His official visit to Boulder proved to be ill-fated. The coaching staff called him into an office and informed him that his scholarship offer was no longer on the table. Instead, he had to walk out of the office and tell his mother that Colorado wanted him to walk on.

"He called me and he was so down," Brenham head coach Glen West recounts. "He said, 'My mom had to spend her own money to go to Boulder only to find out they don't have a scholarship for me.' "

Sutton returned to Brenham 10 days before national signing day with BYU as his primary suitor. Three days later, then-SMU assistant Derrick Odum came to Brenham desperate for someone to fill a scholarship vacated by a last-minute decommitment.

West showed a copy of Sutton's senior reel to Odum. It was enough for SMU to offer Sutton and set an official visit to the Hilltop that weekend. He committed to June Jones' coaching staff then and there and waited three days until signing day to make his announcement.

"Nobody expected it," Sutton says. "I just believed in the opportunity to do something great. I didn't want to be that guy that fell into a system at a big school and was just another name and another number. I wanted to be able to make a name for myself."

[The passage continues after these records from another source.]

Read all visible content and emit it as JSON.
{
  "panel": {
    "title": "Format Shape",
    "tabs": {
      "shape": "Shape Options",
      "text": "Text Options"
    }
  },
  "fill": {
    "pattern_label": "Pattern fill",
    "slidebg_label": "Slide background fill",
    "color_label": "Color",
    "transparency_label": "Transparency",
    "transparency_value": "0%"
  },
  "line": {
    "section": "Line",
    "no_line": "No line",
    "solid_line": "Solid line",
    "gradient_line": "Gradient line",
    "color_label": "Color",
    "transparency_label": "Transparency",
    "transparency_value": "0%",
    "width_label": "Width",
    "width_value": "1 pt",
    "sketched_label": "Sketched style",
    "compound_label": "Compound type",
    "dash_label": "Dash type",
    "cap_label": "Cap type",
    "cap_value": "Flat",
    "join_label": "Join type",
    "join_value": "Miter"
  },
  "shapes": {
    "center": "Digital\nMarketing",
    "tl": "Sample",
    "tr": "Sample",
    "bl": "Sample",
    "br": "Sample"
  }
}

During his redshirt season, Sutton kept in mind the recruiters' evaluations of him. He did not want to prove them wrong so much as he wanted to prove to himself that he could be a receiver.

Jones resigned that September and Morris replaced him as SMU's head coach. When first assessing the SMU roster, the former Clemson offensive coordinator barely paused at Sutton's name.

"When we got here, I knew he was tall and rangy and skinny and had some ability. Didn't really just jump off the page," Morris admits.

But then practices started and Morris texted West, a friend of his from the Texas high school football coaching world.

"Oh my gosh," he wrote. "How did we get this kid?"

Two seasons, 2,135 yards and 19 touchdowns later and Sutton's fingerprints are all over the program just as he intended. He could have left for NFL riches and fame and left Mustang fans with indelible memories of acrobatic feats.

But he says there is work left for him on campus. Sutton will graduate in December with a degree in sports management in three-and-a-half years. If there was one reason he chose not to leave school a year ago, it was so he did not need re-enroll in school after his playing career.

"No matter what happens, I can always say I have my degree from SMU and that's something nobody can take from me," Sutton says.

After two losing seasons, the junior wants to complete SMU's turnaround under Morris before turning pro.

"I would have missed out on what we're about to embark on right now," Sutton says. "The culture is solidified. I just knew that there was something special going on here and I wanted to be a part of what is going on right now."

So for at least one more year, Sutton will walk through the tunnel. Soon he will be on its walls, but not until his business at SMU is finished.